Welcome to the Open2Flow Mini-blog

This section is about leadership that matters to us, the people.  They are short digestable blogs of maximum three paragraphs for the busy person.  Longer blogs are in the Open Blog section, which is open to all registered users.

What is Kaizen?

'Kai'-'zen' means 'good change', or change for the better, done by everybody, everyday, everywhere. Kaizen is a mind-set permeating throughout an organisation, which fosters a continuous search by all employees at all levels and departments to find small improvements in the workplace, the products, services or processes. This kaizen mind-set creates an organisational platform or culture which is fed by one question asked by everyone at least once a day: 'What is one small step you can do to improve the product or process you work on?'

"Kaizen is a customer-driven strategy for improvcement... In Kaizen, it is assumed that all activities should eventually lead to increased customer satisfaction." Masaaki Imai

Kaizen is about improving products or services, but it is also about constantly improving processes such as operations, standards, office workflow, production, efficiency or sustainability, or indeed anything that may speed up, embellish, eliminate waste, simplify, reduce a step, remove toxins or fool-proof a process. Kaizen is particularly useful in reducing human mistakes in routine work, by considering small steps that would prevent human errors recurring. By continuously focussing on small improvements the whole workforce is a state of continuous innovation and change – this in turns makes the organisation nimbler, and more responsive and adaptable to change.

In Kaizen there may be no immediate results.
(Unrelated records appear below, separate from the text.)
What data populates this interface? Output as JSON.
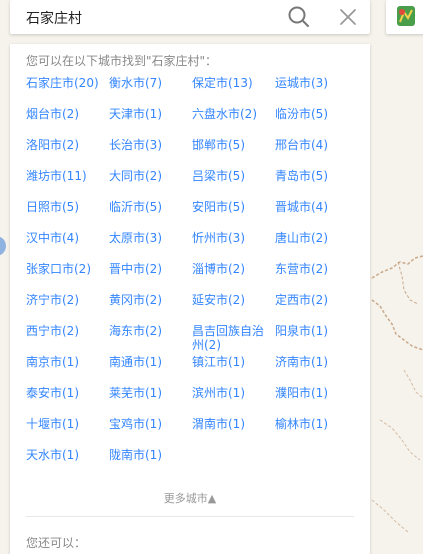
{
  "search": {
    "query": "石家庄村"
  },
  "results": {
    "title": "您可以在以下城市找到\"石家庄村\"：",
    "cities": [
      "石家庄市(20)",
      "衡水市(7)",
      "保定市(13)",
      "运城市(3)",
      "烟台市(2)",
      "天津市(1)",
      "六盘水市(2)",
      "临汾市(5)",
      "洛阳市(2)",
      "长治市(3)",
      "邯郸市(5)",
      "邢台市(4)",
      "潍坊市(11)",
      "大同市(2)",
      "吕梁市(5)",
      "青岛市(5)",
      "日照市(5)",
      "临沂市(5)",
      "安阳市(5)",
      "晋城市(4)",
      "汉中市(4)",
      "太原市(3)",
      "忻州市(3)",
      "唐山市(2)",
      "张家口市(2)",
      "晋中市(2)",
      "淄博市(2)",
      "东营市(2)",
      "济宁市(2)",
      "黄冈市(2)",
      "延安市(2)",
      "定西市(2)",
      "西宁市(2)",
      "海东市(2)",
      "昌吉回族自治州(2)",
      "阳泉市(1)",
      "南京市(1)",
      "南通市(1)",
      "镇江市(1)",
      "济南市(1)",
      "泰安市(1)",
      "莱芜市(1)",
      "滨州市(1)",
      "濮阳市(1)",
      "十堰市(1)",
      "宝鸡市(1)",
      "渭南市(1)",
      "榆林市(1)",
      "天水市(1)",
      "陇南市(1)"
    ],
    "more_label": "更多城市▲",
    "also_label": "您还可以："
  },
  "colors": {
    "link": "#3385ff",
    "muted": "#888888"
  },
  "icons": {
    "search": "search-icon",
    "close": "close-icon",
    "route": "route-icon"
  }
}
But like compound interest, invisible to begin with, the benefits are enormous in the long run.

Kaizen applied across the company creates a culture, a "kaizen culture", of participation and development. Kaizen helps improve the services or products of an organisation, but it has an even greater impact on strengthening the personal development of everyone. Kaizen is a form of personal development that is directly relevant to, as well as emanates from the work being done. Kaizen enables experimentation, and requires leaders to listen to those doing the work with positive reinforcement. Kaizen not only allows innovation to flourish, it also motivates and engages the whole workforce.

Kaizen is a platform for change, innovation and engagement across an organisation.